If you look at the body of the assert macro, you can see that the expanded form is essentially a search-and-replace operation, i.e. every occurrence of expr gets replaced with (= 1 2).

In general, a macro call always goes through this two-step procedure: first expansion, and then evaluation of the expanded form.

Hygienic Macros

Suppose we wanted to write our own or macro. For simplicity, it will take exactly two inputs (Racket or takes 0 or more inputs). Here’s a first attempt:

(define-syntax-rule (my-or-bad e1 e2)
  (if e1 e1 e2))

Logically, this is correct: it returns true if e1 or e2, or both, evaluate to #t. It is even short-circuited, i.e. if e1 is #t then e2 is not evaluated.

However, it has a fatal flaw: e1 might be evaluated twice. Not only is that inefficient, but it could be incorrect when e1 has side-effects (such as printing to the screen or opening a file).

To fix this problem, we can use let to ensure that e1 is evaluated at only once:

(define-syntax-rule (my-or e1 e2)
  (let ([x e1])
    (if x x e2)))

This works!

What’s interesting is that if you think about how this macro expands, you might think it should not work in some cases. For example, consider this:

> (define x 5)       ;; global x
> (my-or #f (= x 5))
#t

(my-or #f (= x 5)) would seem to expand to this:

(let ([x #f])
  (if x x (= x 5)))

When this form is evaluated, each x in the if statement is replaced by #f, and so returns the same value as:

(if #f #f (= #f 5))  ;; error!

This returns the value of (= #f 5), which is an error (= only works with numbers).

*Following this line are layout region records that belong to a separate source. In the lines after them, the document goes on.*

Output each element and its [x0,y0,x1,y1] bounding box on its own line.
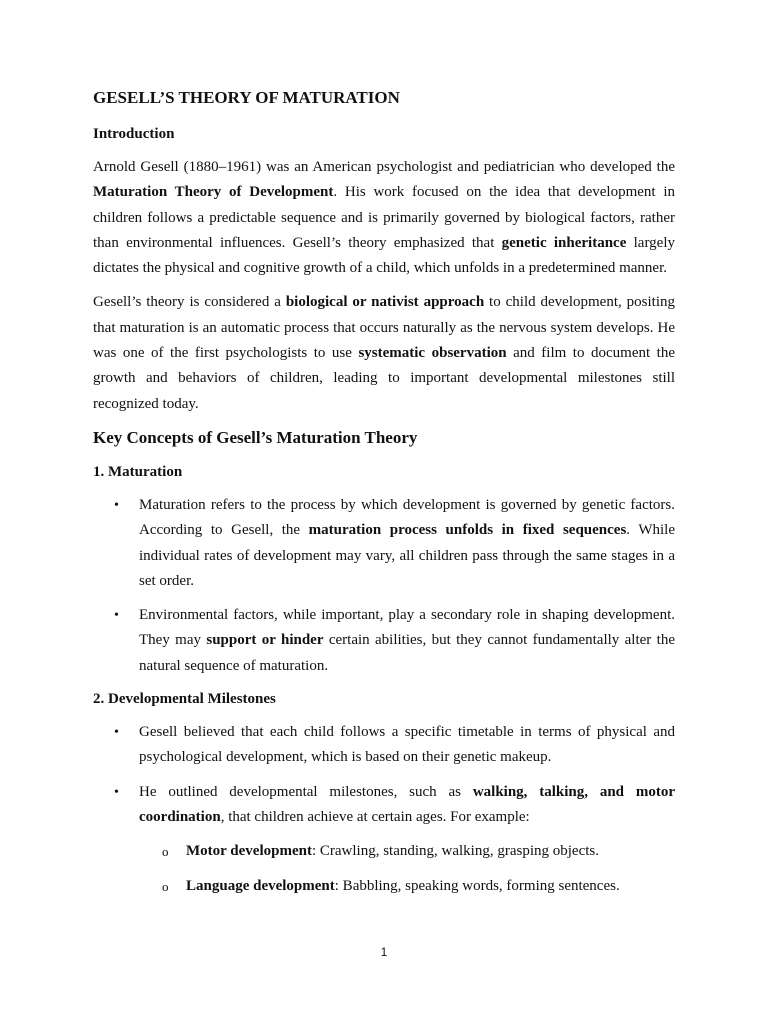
list-item: • Maturation refers to the process by which development is governed by genetic factors. According to Gesell, the maturation process unfolds in fixed sequences. While individual rates of development may vary, all children pass through the same stages in a set order. [93,493,675,594]
intro-paragraph-2: Gesell’s theory is considered a biological or nativist approach to child development, positing that maturation is an automatic process that occurs naturally as the nervous system develops. He was one of the first psychologists to use systematic observation and film to document the growth and behaviors of children, leading to important developmental milestones still recognized today. [93,294,675,412]
introduction-heading: Introduction [93,126,175,142]
bullet-icon: • [114,784,119,800]
list-item: • Environmental factors, while important, play a secondary role in shaping development. They may support or hinder certain abilities, but they cannot fundamentally alter the natural sequence of maturation. [93,603,675,679]
bullet-icon: • [114,608,119,624]
bullet-icon: • [114,725,119,741]
section-2-list [93,720,675,830]
milestone-sublist [93,839,675,899]
page-number: 1 [380,945,388,959]
document-page [93,86,675,908]
sub-list-item: o Language development: Babbling, speaking words, forming sentences. [93,874,675,899]
list-item: • He outlined developmental milestones, such as walking, talking, and motor coordination, that children achieve at certain ages. For example: [93,780,675,831]
list-item: • Gesell believed that each child follows a specific timetable in terms of physical and psychological development, which is based on their genetic makeup. [93,720,675,771]
section-1-list [93,493,675,679]
key-concepts-heading: Key Concepts of Gesell’s Maturation Theory [93,427,418,447]
circle-bullet-icon: o [162,878,169,894]
circle-bullet-icon: o [162,844,169,860]
section-2-heading: 2. Developmental Milestones [93,691,276,708]
bullet-icon: • [114,497,119,513]
sub-list-item: o Motor development: Crawling, standing, walking, grasping objects. [93,839,675,864]
intro-paragraph-1: Arnold Gesell (1880–1961) was an American psychologist and pediatrician who developed the Maturation Theory of Development. His work focused on the idea that development in children follows a predictable sequence and is primarily governed by biological factors, rather than environmental influences. Gesell’s theory emphasized that genetic inheritance largely dictates the physical and cognitive growth of a child, which unfolds in a predetermined manner. [93,159,676,277]
document-title: GESELL’S THEORY OF MATURATION [93,88,400,107]
section-1-heading: 1. Maturation [93,463,183,480]
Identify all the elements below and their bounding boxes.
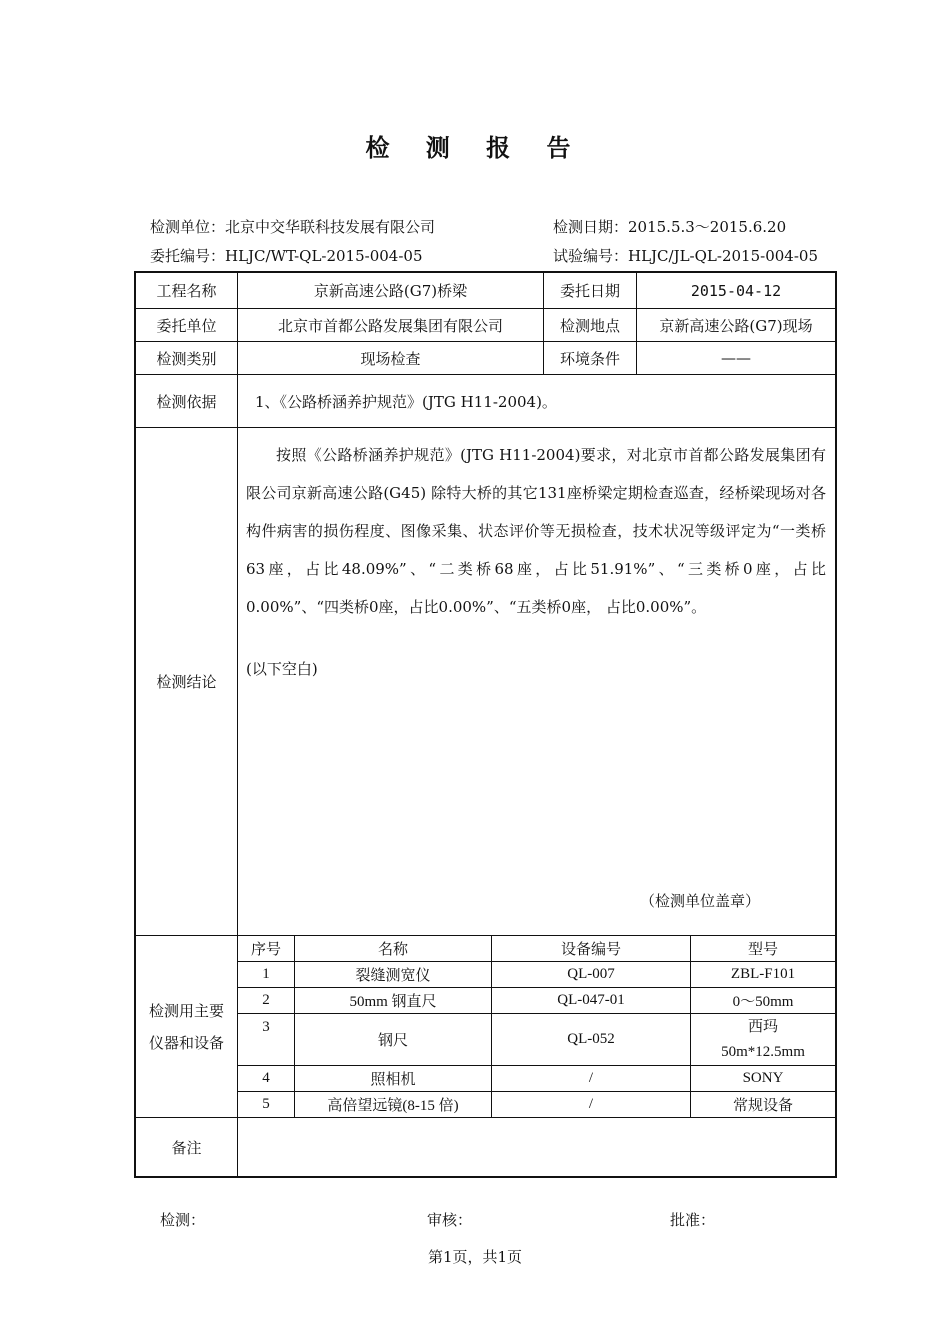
conclusion-paragraph: 按照《公路桥涵养护规范》(JTG H11-2004)要求，对北京市首都公路发展集团有限公司京新高速公路(G45) 除特大桥的其它131座桥梁定期检查巡查，经桥梁现场对各构件病害的损伤程度、图像采集、状态评价等无损检查，技术状况等级评定为“一类桥63座，占比48.09%”、“二类桥68座，占比51.91%”、“三类桥0座，占比0.00%”、“四类桥0座，占比0.00%”、“五类桥0座， 占比0.00%”。	[246, 446, 826, 616]
conclusion-label: 检测结论	[156, 673, 217, 691]
eq-row-model	[691, 1014, 835, 1065]
conclusion-text	[246, 436, 826, 626]
entrust-number: 委托编号：HLJC/WT-QL-2015-004-05	[150, 247, 423, 265]
approver-signature: 批准：	[670, 1211, 716, 1229]
eq-row-model: SONY	[742, 1070, 784, 1086]
blank-note: (以下空白)	[246, 660, 318, 678]
report-title: 检 测 报 告	[365, 133, 585, 162]
eq-row-model-line1: 西玛	[747, 1018, 778, 1035]
project-label: 工程名称	[156, 282, 217, 300]
site-label: 检测地点	[559, 316, 620, 335]
eq-header-model: 型号	[747, 942, 778, 958]
reviewer-signature: 审核：	[427, 1211, 473, 1229]
eq-row-code: QL-047-01	[557, 992, 625, 1008]
eq-row-code: QL-052	[567, 1031, 615, 1047]
col-divider	[237, 272, 238, 1176]
eq-row-no: 4	[262, 1070, 270, 1086]
equipment-label-line1: 检测用主要	[148, 1001, 224, 1020]
equipment-label	[136, 936, 237, 1117]
inspection-date: 检测日期：2015.5.3～2015.6.20	[553, 218, 787, 236]
equipment-label-line2: 仪器和设备	[148, 1033, 224, 1052]
eq-row-name: 钢尺	[377, 1033, 408, 1049]
stamp-note: （检测单位盖章）	[640, 892, 761, 910]
env-label: 环境条件	[559, 349, 620, 368]
site-value: 京新高速公路(G7)现场	[659, 316, 813, 335]
eq-row-name: 照相机	[370, 1072, 416, 1088]
eq-row-no: 1	[262, 966, 270, 982]
eq-row-code: /	[588, 1096, 594, 1112]
row-divider	[135, 1117, 836, 1118]
test-number: 试验编号：HLJC/JL-QL-2015-004-05	[553, 247, 818, 265]
category-value: 现场检查	[360, 349, 421, 368]
eq-row-no: 2	[262, 992, 270, 1008]
entrust-date-value: 2015-04-12	[690, 281, 782, 300]
page-number: 第1页，共1页	[427, 1248, 523, 1266]
inspector-signature: 检测：	[160, 1211, 206, 1229]
remarks-label: 备注	[171, 1138, 202, 1157]
basis-value: 1、《公路桥涵养护规范》(JTG H11-2004)。	[255, 392, 557, 411]
client-value: 北京市首都公路发展集团有限公司	[277, 316, 503, 335]
env-value: ——	[721, 349, 751, 367]
eq-header-code: 设备编号	[560, 942, 621, 958]
eq-row-model: 0～50mm	[732, 994, 794, 1010]
category-label: 检测类别	[156, 349, 217, 368]
entrust-date-label: 委托日期	[559, 282, 620, 300]
eq-row-name: 50mm 钢直尺	[349, 994, 437, 1010]
row-divider	[135, 427, 836, 428]
eq-row-no: 5	[262, 1096, 270, 1112]
eq-row-code: /	[588, 1070, 594, 1086]
eq-row-model: 常规设备	[732, 1098, 793, 1114]
eq-header-name: 名称	[377, 942, 408, 958]
eq-row-code: QL-007	[567, 966, 615, 982]
eq-header-no: 序号	[250, 942, 281, 958]
client-label: 委托单位	[156, 316, 217, 335]
eq-row-model-line2: 50m*12.5mm	[721, 1043, 805, 1060]
eq-row-model: ZBL-F101	[730, 966, 796, 982]
eq-row-name: 裂缝测宽仪	[355, 968, 431, 984]
project-value: 京新高速公路(G7)桥梁	[313, 282, 468, 300]
eq-row-no: 3	[262, 1018, 270, 1035]
eq-row-name: 高倍望远镜(8-15 倍)	[327, 1098, 459, 1114]
inspection-unit: 检测单位：北京中交华联科技发展有限公司	[150, 218, 436, 236]
basis-label: 检测依据	[156, 392, 217, 411]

So it seems (my-or (= x 1) (= x 5)) should be an error. But it’s not: it correctly returns #t.

What’s happening here is that Racket is renaming the x variable in the assert macro to be a name different than any other variable in expr. It does this to avoid the kind of problem we just saw, i.e. a local variable in a macro accidentally “capturing” a passed-in variable with the same name.

Since the macro system in Racket automatically does this renaming, Racket macros are called hygienic macros. With hygienic macros, you never need to worry about variable name clashes.

How does Racket get a new variable name that is not used anywhere else? Conceptually, you can imagine that Racket creates unique variable name using the gensym function:

> (gensym)
'g12792

> (gensym)
'g12808

Every time gensym is called, it returns a new uninterned symbol, i.e. a symbol that is not yet used anywhere in Racket and thus is guaranteed to be unique. So the local x in my-or can be thought of as being renamed to a new gensysm-created variable.

Example: Non-hygienic Macros in C++

In C++, for example, the macros are not hygienic. Consider this example (borrowed from this Wikipedia article about macro hygiene):

#define INCI(i) do { int a=0; ++i; } while(0)

int main(void)
{
    int a = 4, b = 8;
    INCI(a);
    INCI(b);
    printf("a is now %d, b is now %d\n", a, b);
}

The pre-processor expands the INCI macros giving this code:

int main(void)
{
    int a = 4, b = 8;
    do { int a=0; ++a; } while(0);  // oops: a defined in main is never changed!
    do { int a=0; ++b; } while(0);
    printf("a is now %d, b is now %d\n", a, b);
}

// a is now 4, b is now 9

Since INCI happens to use a as its index variable, the first do-loop doesn’t actually modify the a variable defined in main. Of course, you could fix this by renaming the variable a in INC to, say, i. But then you’ll get the same problem if you call INC(i).

This is a tricky problem, and if you are curious about some of the non-hygienic solutions that have been proposed for solving it, take a look at the Wikipedia article on hygienic macros.